I devoted around 5 years of my life to getting a base down in the Hawaiian language.
I started first with a kumu close to where I live, and things shut down during COVID. She taught me a few oli, I was exposed to some dances, and she taught me some songs on the ukulele. We talked story and we talked about complicated Hawaiian families, and she too, having those type of wounds, and it seemed to be a Hawaiian pilikia.
My cousin Pua expressed, gotta learn Hawaiian, can't dance if you don't know Hawaiian, so I began my quest, starting with youtube and duolingo before beginning to work with kumu Kaliko. I worked with him for four years. I then began to work with kumu 'Ohu and kumu Kalei.
Here are my language learning very messy websites. I store my notes and work here.
My notes the first two years I think. There are some class notes here, and I am assuming since this is so under the radar, it is okay.
https://sites.google.com/view/kumuwaiwaiolelohawaii/home
Next layer
Present Layer
gonna start over this is the kumu 'ohu layer I think I'll start putting my ho'olauna here.
Hoʻomaʻamaʻa CREATE
Game: discover the pattern, use the pattern as the form for an automatic writing mele
Pepeke painu + ʻami no + kaʻi + memea
E heluhelu/ʻoe/i nā puke no ka ʻōlelo Hawaiʻi.
I should read books about the Hawaiian language.
Automatic Writing Meditation on the preposition no, when it can be used to convey about.
Ua manaʻo/mākou/no ka ʻāina.
We thought about the land.
Ua hula/mākou/no nā lani a me nā aliʻi
We danced about the heavens and the aliʻi
Ua mele/mākou/no nā kai ʻewalu
We sang about the seven seas.
Ua moeʻuhane/mākou/no ka manawa o ka lokahi a me nā honu i neʻe mālie ʻana o nā honu.
We dreamed about the time of harmony and slow moving turtles.
Ua pule/mākou/no nā pilikia a pau ma ʻaneʻi i kēia manawa.
We prayed about all the troubles here right now.
A laila, /ua noho pū/mākou/i ka māla a me nā kawaowao ipu,
And then, we sat together in the garden with the ipu seedlings,
Ua noʻonoʻo/mākou/no ka mea ʻole a hiki i lilo ʻanu i nā ipu he nui.
We thought about nothing until we became the many ipu.
Hoʻopili ia i nā aʻa i ka lokahi o Papahānaumoku a me Hina
Reaching roots into harmony of earth and goddess moon
I began studying the Hawaiian Language after a prompt from my cousin P., that if I wanted to hula, I should learn the Hawaiian language so I would understand what I was dancing to. At this time I had retired from my career as a playfreshional contemporary dancer and had restructured my life to circle up around health and well-being. I began to take classes with a hālau a 45 minute drive from my home. After six months of study, I set the hula aside to dive into ʻōlelo Hawaii. I began to look first to teachers on YouTube, and then, when that did not seem to be of much support, I sought out support from oleloonline and began to invest in the language.
In the journey, I chose to say yes, or admit yes, that I am a Hawaiian, and given I had dedicated my life to the arts and healing, I was both a kanaka maoli artist and a mea lapa lāʻau independent on the quantum of islander koko flowing through my veins. In saying yes, I also said yes to processing the depths of grief associated with this lineage, which, at times, has been overwhelming.

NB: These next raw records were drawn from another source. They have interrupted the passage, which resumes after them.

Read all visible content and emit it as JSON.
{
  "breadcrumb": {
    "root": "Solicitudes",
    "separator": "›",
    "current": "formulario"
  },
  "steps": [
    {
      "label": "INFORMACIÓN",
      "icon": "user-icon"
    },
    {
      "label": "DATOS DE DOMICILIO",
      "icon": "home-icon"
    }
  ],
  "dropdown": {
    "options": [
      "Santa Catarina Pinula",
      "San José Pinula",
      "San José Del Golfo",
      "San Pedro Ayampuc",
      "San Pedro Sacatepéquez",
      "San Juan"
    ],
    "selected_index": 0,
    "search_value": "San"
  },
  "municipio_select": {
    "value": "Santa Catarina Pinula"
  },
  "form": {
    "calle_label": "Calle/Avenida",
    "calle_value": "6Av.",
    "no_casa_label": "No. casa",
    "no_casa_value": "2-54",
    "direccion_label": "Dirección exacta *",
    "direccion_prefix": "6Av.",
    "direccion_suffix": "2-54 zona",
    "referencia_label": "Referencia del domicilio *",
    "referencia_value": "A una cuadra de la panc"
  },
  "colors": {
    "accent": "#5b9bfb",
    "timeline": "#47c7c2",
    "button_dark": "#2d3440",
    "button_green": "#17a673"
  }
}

I saying yes to the Hawaiian lineage, I choose to shed this identity and nod to the lands here in Santa Barbara County that have been my hānai ʻohana. Although there is this ancient lineage, in this life, the fact is, the land here calls me her own, just as the Hawaiian islands call me the same when I return there, and even how the lands of former Yugoslavia also embrace me when I visit there
It is true, the creativity is now flowing into the language, and beginning to flow into the visual arts, but to tell you the truth, I am scratching my head why, why am I doing this.
There is a haole saying that ignorance is bliss. Iʻd say, identifying as a haole was a lot easier than to embrace the truth of my fatherʻs lineage. With awareness has come things perhaps I would have preferred to remain buried.
Nobody in my family speaks the language, I am the first to return to it, and perhaps I will be the last.